Lebanon central bank vice governors propose move to floating FX rate by Sept.
The vice governors of Lebanon's central bank have proposed lifting the longtime peg on the country's local currency and moving to a managed float by the end of September, according to a copy of their proposal seen by Reuters on Thursday.
The Lebanese pound has lost more than 98% of its value on the parallel market since an economic meltdown began in 2019. In February, the central bank devalued the official rate from the decades-old peg of 1,500 to the U.S. dollar to 15,000.
On Thursday, the central bank's vice governors met with a group of parliamentarians to propose changes to the country's monetary policy, primarily by moving to a "managed floating" system to reflect the "real value" of the pound.
Their proposal said the bank would "commit to setting the rules and regulations to move exchange rate into a floating system by end of September 2023 with the ability to intervene when necessary".

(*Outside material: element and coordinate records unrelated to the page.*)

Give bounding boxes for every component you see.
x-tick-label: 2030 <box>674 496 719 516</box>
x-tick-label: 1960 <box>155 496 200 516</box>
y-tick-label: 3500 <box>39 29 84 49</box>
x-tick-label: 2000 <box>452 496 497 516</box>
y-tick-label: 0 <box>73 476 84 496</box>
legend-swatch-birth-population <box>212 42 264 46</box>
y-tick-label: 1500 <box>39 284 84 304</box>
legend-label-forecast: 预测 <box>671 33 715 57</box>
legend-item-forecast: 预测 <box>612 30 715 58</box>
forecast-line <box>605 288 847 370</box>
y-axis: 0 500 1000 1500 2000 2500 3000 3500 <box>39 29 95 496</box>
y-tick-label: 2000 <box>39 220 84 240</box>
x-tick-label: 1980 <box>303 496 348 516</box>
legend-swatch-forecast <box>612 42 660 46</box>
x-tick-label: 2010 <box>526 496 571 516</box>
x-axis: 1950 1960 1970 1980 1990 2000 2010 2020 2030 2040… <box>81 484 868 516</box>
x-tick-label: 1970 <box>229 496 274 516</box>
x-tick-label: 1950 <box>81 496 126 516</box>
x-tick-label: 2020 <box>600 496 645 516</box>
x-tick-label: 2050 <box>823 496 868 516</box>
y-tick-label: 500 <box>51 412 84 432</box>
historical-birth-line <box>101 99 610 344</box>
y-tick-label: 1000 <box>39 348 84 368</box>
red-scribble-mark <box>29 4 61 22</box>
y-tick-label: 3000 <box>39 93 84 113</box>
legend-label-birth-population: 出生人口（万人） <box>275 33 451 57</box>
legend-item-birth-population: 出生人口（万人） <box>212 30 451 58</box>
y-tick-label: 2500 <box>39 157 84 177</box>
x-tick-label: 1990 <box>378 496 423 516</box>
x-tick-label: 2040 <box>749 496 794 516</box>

It also proposed setting up a new electronic platform for foreign exchanges, but said the bank would continue to buy U.S. dollars in the market when possible to avoid leaning on reserves to prop up the pound.
Central Bank Governor Riad Salameh oversaw the country's pegged currency during his 30-year tenure, which is set to expire at the end of the month.

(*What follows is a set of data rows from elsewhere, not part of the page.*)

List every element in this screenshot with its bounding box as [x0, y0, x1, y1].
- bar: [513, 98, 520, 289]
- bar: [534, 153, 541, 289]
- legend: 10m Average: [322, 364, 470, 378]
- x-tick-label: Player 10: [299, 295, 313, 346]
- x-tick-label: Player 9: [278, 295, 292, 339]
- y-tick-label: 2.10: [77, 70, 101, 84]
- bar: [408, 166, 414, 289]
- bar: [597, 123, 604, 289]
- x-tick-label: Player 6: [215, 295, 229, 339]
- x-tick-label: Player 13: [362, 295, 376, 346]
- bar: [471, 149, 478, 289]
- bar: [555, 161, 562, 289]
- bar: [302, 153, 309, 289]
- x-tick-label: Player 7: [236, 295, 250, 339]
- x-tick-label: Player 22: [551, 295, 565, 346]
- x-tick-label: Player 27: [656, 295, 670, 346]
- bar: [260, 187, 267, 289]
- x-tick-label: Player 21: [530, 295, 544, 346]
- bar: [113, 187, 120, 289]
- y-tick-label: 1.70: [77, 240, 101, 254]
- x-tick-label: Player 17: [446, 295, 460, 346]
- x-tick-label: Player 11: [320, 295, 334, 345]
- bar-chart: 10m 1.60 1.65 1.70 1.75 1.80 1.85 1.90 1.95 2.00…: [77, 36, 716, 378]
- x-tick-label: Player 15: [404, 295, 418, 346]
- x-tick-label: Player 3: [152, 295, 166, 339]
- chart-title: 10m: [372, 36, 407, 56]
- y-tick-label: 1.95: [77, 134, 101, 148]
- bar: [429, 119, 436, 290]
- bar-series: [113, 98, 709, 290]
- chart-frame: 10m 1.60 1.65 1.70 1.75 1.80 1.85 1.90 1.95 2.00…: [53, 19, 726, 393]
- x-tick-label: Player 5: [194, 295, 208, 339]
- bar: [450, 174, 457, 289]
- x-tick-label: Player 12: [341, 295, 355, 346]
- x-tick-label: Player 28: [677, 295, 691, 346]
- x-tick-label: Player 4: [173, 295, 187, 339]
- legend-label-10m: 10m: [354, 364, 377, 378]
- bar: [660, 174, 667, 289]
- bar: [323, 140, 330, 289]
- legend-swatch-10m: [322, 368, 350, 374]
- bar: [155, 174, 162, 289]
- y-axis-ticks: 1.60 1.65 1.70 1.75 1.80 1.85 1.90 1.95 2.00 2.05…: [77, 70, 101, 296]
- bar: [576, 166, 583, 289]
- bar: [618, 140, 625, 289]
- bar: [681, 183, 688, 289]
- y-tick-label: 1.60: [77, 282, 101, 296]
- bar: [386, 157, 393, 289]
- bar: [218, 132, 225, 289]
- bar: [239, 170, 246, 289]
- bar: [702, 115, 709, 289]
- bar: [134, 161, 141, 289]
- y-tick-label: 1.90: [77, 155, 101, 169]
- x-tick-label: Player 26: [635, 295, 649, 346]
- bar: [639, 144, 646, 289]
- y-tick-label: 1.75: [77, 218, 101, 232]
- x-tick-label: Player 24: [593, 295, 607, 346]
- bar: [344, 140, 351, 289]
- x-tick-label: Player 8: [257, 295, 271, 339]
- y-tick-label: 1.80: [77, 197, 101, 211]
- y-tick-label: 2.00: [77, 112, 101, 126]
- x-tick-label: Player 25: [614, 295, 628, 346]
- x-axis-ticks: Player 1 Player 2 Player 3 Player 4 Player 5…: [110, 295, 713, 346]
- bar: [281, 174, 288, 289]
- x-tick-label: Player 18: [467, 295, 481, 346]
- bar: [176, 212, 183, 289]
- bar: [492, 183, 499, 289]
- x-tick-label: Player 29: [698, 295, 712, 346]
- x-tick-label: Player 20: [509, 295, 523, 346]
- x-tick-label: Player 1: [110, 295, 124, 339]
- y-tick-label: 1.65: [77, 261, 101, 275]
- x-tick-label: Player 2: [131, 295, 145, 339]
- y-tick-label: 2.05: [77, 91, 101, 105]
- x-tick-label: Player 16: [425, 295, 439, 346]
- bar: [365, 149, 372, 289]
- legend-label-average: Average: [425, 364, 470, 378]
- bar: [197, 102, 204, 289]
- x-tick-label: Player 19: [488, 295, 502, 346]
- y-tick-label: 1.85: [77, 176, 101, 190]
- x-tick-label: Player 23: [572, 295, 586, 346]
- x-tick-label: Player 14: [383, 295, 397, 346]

Salameh is facing charges both at home and abroad of embezzlement of Lebanese public funds. He denies the accusation.
Under his watch, the central bank set up the controversial exchange platform known as Sayrafa as a way to stabilise the Lebanese pound, which nevertheless continued to decline.
Lebanese authorities and international institutions criticised Sayrafa for its lack of transparency, unsustainability and the opportunity it created for arbitrage.
One of the bank's four vice governors, Salim Chahine, told Reuters earlier this week that the bank was planning to phase out Sayrafa once Salameh leaves office.
Without a named successor to Salameh, first vice governor Wassim Mansouri will take over primary responsibilities. Local broadcaster Al-Jadeed quoted Mansouri as saying lawmakers would review their proposal over the next few days.
The plan also proposes that parliament amend legislation to allow the central bank to lend the government up to $1.2 billion over a six-month period and issue bank notes bigger than 100,000 pounds.
Lebanon's economy began collapsing after decades of corruption, profligate spending and mismanagement by the ruling elite, including a policy of central bank lending to the state to support a bloated public sector.
The plan said the 2023 budget should be approved by the end of August and that next year's budget by the end of November.
The document also said the government should approve the gap resolution and restructuring laws by the end of September.
Those laws and the budget completion are among measures required for Lebanon to get access to $3 billion in from the International Monetary Fund.
But the IMF says vested interests in Lebanon have hampered a financial reform programme.